In 2017 Dalene was also appointed to the board of the Department of Foreign Affairs and Trade’s Council for Australian-Arab Relations (CAAR).

“I think that there is a perception that the Middle East is just too far away to form business ties,” says Dalene, who was recently appointed Deputy Chair of the Council. “Each year CAAR administer a grant program. We are incredibly proud of the outcomes which the grantees are achieving.

“A great example is Lifesaving Victoria, which provided expertise to Royal Lifesaving Bahrain. The project has been immensely successful and soon in 2019 Australian-trained local lifesavers will be patrolling waterways there.

Lifesavers from Lifesaving Victoria
Image: Lifesavers from Lifesaving Victoria teaching in Bahrain, Dalene Wray

Dalene also recently visited Mongolia at the request of the Food and Agriculture Organization of the United Nations to assess the opportunities for Mongolian production of organic beef.

“We were a good fit as they wanted to learn from someone with similar issues in their early set up – a company that took things that looked like adversity like a very remote location, extreme weather, limited access to telecommunications and infrastructure, and turned it into a positive.”

When asked if she thinks OBE’s work has a flow on effect in the agriculture industry she says she hopes so – but this isn’t just a wish. Dalene uses her building profile to challenge the disparities and widely spread issues related to the agriculture and food trade.

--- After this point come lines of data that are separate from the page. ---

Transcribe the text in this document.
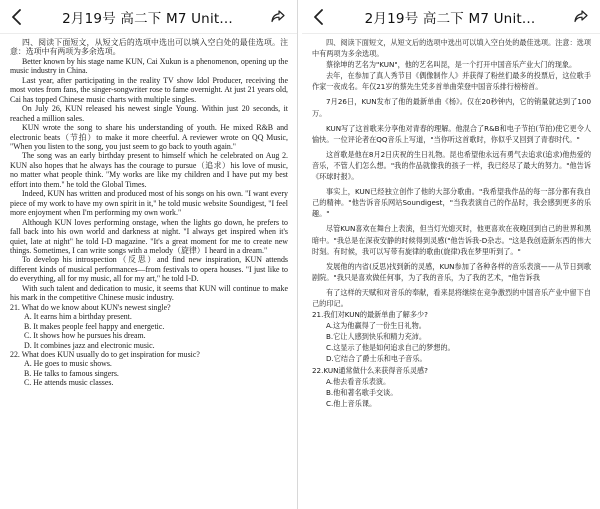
2月19号 高二下 M7 Unit...

四、阅读下面短文，从短文后的选项中选出可以填入空白处的最佳选项。注意：选项中有两项为多余选项。

Better known by his stage name KUN, Cai Xukun is a phenomenon, opening up the music industry in China.

Last year, after participating in the reality TV show Idol Producer, receiving the most votes from fans, the singer-songwriter rose to fame overnight. At just 21 years old, Cai has topped Chinese music charts with multiple singles.

On July 26, KUN released his newest single Young. Within just 20 seconds, it reached a million sales.

KUN wrote the song to share his understanding of youth. He mixed R&B and electronic beats（节拍）to make it more cheerful. A reviewer wrote on QQ Music, "When you listen to the song, you just seem to go back to youth again."

The song was an early birthday present to himself which he celebrated on Aug 2. KUN also hopes that he always has the courage to pursue（追求）his love of music, no matter what people think. "My works are like my children and I have put my best effort into them." he told the Global Times.

Indeed, KUN has written and produced most of his songs on his own. "I want every piece of my work to have my own spirit in it," he told music website Soundigest, "I feel more enjoyment when I'm performing my own work."

Although KUN loves performing onstage, when the lights go down, he prefers to fall back into his own world and darkness at night. "I always get inspired when it's quiet, late at night" he told I-D magazine. "It's a great moment for me to create new things. Sometimes, I can write songs with a melody（旋律）I heard in a dream."

To develop his introspection（反思）and find new inspiration, KUN attends different kinds of musical performances—from festivals to opera houses. "I just like to do everything, all for my music, all for my art," he told I-D.

With such talent and dedication to music, it seems that KUN will continue to make his mark in the competitive Chinese music industry.

21. What do we know about KUN's newest single?

A. It earns him a birthday present.

B. It makes people feel happy and energetic.

C. It shows how he pursues his dream.

D. It combines jazz and electronic music.

22. What does KUN usually do to get inspiration for music?

A. He goes to music shows.

B. He talks to famous singers.

C. He attends music classes.

2月19号 高二下 M7 Unit...

四、阅读下面短文，从短文后的选项中选出可以填入空白处的最佳选项。注意：选项中有两项为多余选项。

蔡徐坤的艺名为"KUN"，他的艺名叫昆，是一个打开中国音乐产业大门的现象。

去年，在参加了真人秀节目《偶像制作人》并获得了粉丝们最多的投票后，这位歌手作家一夜成名。年仅21岁的蔡先生凭多首单曲荣登中国音乐排行榜榜首。

7月26日，KUN发布了他的最新单曲《杨》。仅在20秒钟内，它的销量就达到了100万。

KUN写了这首歌来分享他对青春的理解。他混合了R&B和电子节拍(节拍)使它更令人愉快。一位评论者在QQ音乐上写道，"当你听这首歌时，你似乎又回到了青春时代。"

这首歌是他在8月2日庆祝的生日礼物。昆也希望他永远有勇气去追求(追求)他热爱的音乐，不管人们怎么想。"我的作品就像我的孩子一样，我已经尽了最大的努力。"他告诉《环球时报》。

事实上，KUN已经独立创作了他的大部分歌曲。"我希望我作品的每一部分都有我自己的精神。"他告诉音乐网站Soundigest，"当我表演自己的作品时，我会感到更多的乐趣。"

尽管KUN喜欢在舞台上表演，但当灯光熄灭时，他更喜欢在夜晚回到自己的世界和黑暗中。"我总是在深夜安静的时候得到灵感("他告诉我-D杂志。"这是我创造新东西的伟大时刻。有时候，我可以写带有旋律的歌曲(旋律)我在梦里听到了。"

发展他的内省(反思)找到新的灵感，KUN参加了各种各样的音乐表演——从节日到歌剧院。"我只是喜欢做任何事，为了我的音乐，为了我的艺术，"他告诉我

有了这样的天赋和对音乐的奉献，看来昆将继续在竞争激烈的中国音乐产业中留下自己的印记。

21.我们对KUN的最新单曲了解多少?

A.这为他赢得了一份生日礼物。

B.它让人感到快乐和精力充沛。

C.这显示了他是如何追求自己的梦想的。

D.它结合了爵士乐和电子音乐。

22.KUN通常做什么来获得音乐灵感?

A.他去看音乐表演。

B.他和著名歌手交谈。

C.他上音乐课。
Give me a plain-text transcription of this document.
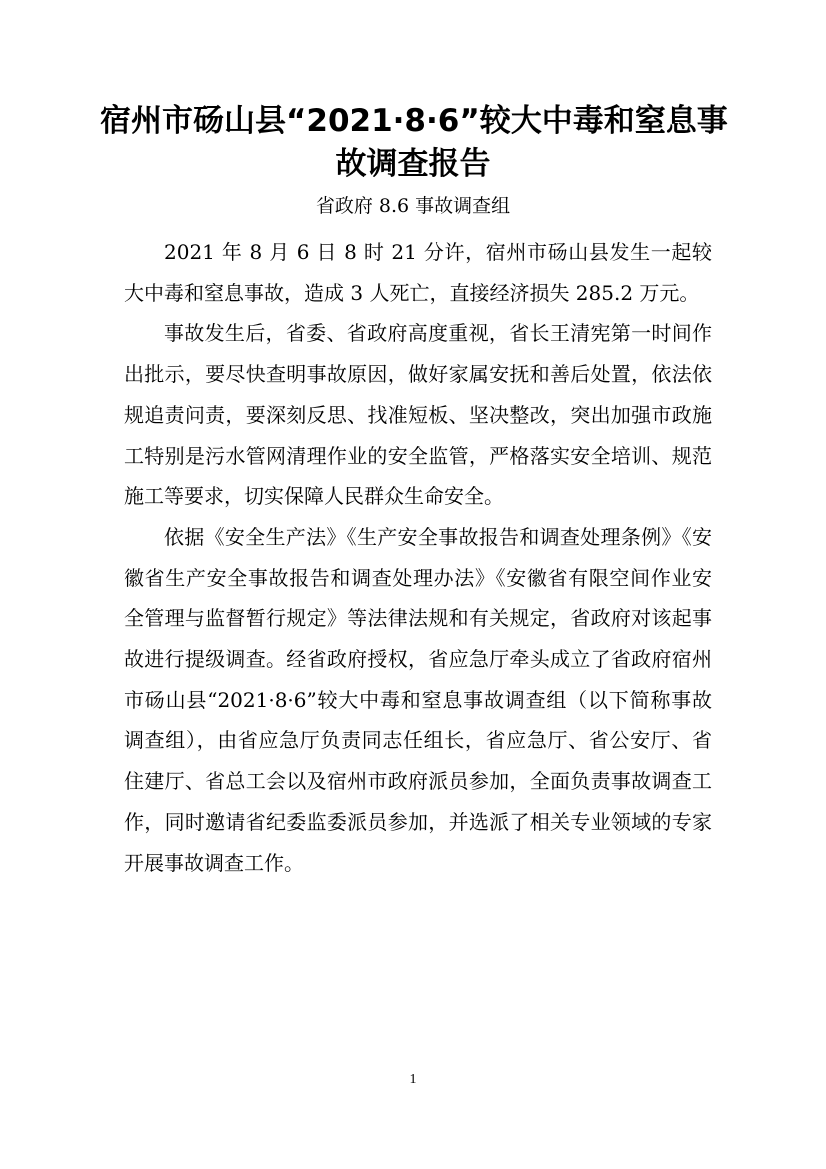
宿州市砀山县“2021·8·6”较大中毒和窒息事
故调查报告
省政府 8.6 事故调查组

2021 年 8 月 6 日 8 时 21 分许，宿州市砀山县发生一起较大中毒和窒息事故，造成 3 人死亡，直接经济损失 285.2 万元。

事故发生后，省委、省政府高度重视，省长王清宪第一时间作出批示，要尽快查明事故原因，做好家属安抚和善后处置，依法依规追责问责，要深刻反思、找准短板、坚决整改，突出加强市政施工特别是污水管网清理作业的安全监管，严格落实安全培训、规范施工等要求，切实保障人民群众生命安全。

依据《安全生产法》《生产安全事故报告和调查处理条例》《安徽省生产安全事故报告和调查处理办法》《安徽省有限空间作业安全管理与监督暂行规定》等法律法规和有关规定，省政府对该起事故进行提级调查。经省政府授权，省应急厅牵头成立了省政府宿州市砀山县“2021·8·6”较大中毒和窒息事故调查组（以下简称事故调查组），由省应急厅负责同志任组长，省应急厅、省公安厅、省住建厅、省总工会以及宿州市政府派员参加，全面负责事故调查工作，同时邀请省纪委监委派员参加，并选派了相关专业领域的专家开展事故调查工作。

1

“One of the things I would like to see improve is the reduction of technical trade barriers. There is so much opportunity to solve huge world issues by improving these systems – things like waste and food security – big critical issues that nations around the world are experiencing.

“Old policies that haven’t been updated to reflect scientific evidence and changing political landscapes lead to unbelievable waste in food and agriculture export. I think the world would be a better place if these issues were resolved.”